3D Vision: Reconstruction and Scene Understanding

  • Sparse-view 3D reconstruction: study initialization quality as a dominant factor for sparse-view 3DGS; proposed low-frequency-aware SfM, 3DGS self-initialization, and point-cloud consistency filtering.
  • Object-level understanding in large 3D scenes: proposed Gaussian-segmentation guided object extraction and personalized diffusion priors for occluded or invisible regions.
  • Monocular 3D human pose estimation: designed pose-guided attention and adaptive feature selection to leverage image cues for 2D-to-3D pose lifting.

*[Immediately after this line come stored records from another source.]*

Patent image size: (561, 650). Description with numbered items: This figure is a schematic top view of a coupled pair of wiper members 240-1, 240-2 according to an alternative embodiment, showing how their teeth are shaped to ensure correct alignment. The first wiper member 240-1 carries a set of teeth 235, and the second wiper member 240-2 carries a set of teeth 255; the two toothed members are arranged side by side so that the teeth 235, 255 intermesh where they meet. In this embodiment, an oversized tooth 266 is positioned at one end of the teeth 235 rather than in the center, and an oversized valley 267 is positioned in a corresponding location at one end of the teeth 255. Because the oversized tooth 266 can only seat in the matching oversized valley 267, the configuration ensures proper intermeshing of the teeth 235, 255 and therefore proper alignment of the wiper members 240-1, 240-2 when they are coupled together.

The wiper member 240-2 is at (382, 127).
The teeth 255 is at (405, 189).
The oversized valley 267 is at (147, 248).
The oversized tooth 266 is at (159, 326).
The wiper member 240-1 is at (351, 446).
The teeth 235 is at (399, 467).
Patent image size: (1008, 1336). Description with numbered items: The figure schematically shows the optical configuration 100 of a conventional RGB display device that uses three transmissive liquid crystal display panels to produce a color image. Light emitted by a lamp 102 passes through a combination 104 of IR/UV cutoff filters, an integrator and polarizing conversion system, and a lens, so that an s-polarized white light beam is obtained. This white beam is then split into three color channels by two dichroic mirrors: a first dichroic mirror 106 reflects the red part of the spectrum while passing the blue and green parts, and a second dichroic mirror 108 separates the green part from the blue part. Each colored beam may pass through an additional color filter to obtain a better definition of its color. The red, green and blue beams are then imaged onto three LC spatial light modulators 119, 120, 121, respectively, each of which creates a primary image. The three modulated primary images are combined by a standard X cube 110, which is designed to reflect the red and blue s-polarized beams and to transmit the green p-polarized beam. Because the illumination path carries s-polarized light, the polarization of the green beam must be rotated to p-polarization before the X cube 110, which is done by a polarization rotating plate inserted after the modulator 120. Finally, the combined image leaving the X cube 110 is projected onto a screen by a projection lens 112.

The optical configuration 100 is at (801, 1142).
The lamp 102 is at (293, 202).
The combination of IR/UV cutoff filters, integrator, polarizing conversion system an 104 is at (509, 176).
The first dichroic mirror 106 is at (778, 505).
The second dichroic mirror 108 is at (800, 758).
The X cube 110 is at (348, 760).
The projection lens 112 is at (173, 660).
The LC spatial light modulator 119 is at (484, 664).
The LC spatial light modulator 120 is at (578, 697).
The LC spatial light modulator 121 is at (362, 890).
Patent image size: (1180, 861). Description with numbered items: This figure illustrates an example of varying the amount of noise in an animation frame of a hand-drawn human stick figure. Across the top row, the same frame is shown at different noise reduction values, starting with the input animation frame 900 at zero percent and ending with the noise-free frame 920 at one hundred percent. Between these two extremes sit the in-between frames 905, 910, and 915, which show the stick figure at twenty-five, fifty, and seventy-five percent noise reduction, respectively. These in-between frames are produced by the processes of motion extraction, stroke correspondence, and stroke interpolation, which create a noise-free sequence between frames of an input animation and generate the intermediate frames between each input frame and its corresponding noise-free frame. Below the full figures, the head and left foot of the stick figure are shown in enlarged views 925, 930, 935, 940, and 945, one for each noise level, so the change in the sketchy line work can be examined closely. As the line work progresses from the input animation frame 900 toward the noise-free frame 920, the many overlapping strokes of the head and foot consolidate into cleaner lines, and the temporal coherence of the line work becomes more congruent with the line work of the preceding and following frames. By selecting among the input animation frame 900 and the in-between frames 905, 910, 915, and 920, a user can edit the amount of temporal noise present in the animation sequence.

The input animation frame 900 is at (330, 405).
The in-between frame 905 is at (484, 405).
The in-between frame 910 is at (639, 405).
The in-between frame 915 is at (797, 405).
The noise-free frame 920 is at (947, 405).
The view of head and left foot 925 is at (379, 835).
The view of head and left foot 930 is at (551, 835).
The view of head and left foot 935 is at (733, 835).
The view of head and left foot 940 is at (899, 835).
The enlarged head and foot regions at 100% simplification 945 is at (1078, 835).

Controllable Visual Generation and Resolution Extrapolation

  • Analyzed implicit positional encoding in U-Net diffusion and proposed a training-free strategy for high-resolution image generation.
  • Studied resolution scalability in Diffusion Transformers and FLUX-like models through attention receptive fields and frequency-aware detail preservation.
  • Worked on image-only in-domain generation adaptation, controllable-generation evaluation, and a survey of text-to-image diffusion control.

Selected Publications

  • Exploring Position Encoding in Diffusion U-Net for Training-free High-resolution Image Generation. AAAI 2026 Oral.
  • Lifting by Image - Leveraging Image Cues for Accurate 3D Human Pose Estimation. AAAI 2024.
  • Image is All You Need to Empower Large-scale Diffusion Models for In-Domain Generation. CVPR 2025.
  • ResDiT: Evoking the Intrinsic Resolution Scalability in Diffusion Transformers. CVPR 2026.
  • OMEGAS: Object Mesh Extraction from Large Scenes Guided by Gaussian Segmentation. TCSVT 2025.

Technical Scope

  • Computer vision foundations: image formation, matching, optical flow, detection, segmentation, and pose estimation.
  • 3D vision: camera models, epipolar geometry, triangulation, PnP/BA, SfM/MVS/SLAM, NeRF, 3DGS, and feed-forward 3D foundation models.
  • Generative modeling: DDPM/DDIM, SDE/ODE samplers, CFG, rectified flow / flow matching, latent diffusion, and Transformer-based diffusion / flow models.
  • General-purpose AI workflow: LLM/VLM applications, RAG/Agent patterns, tool use, and AI-assisted research and engineering workflows.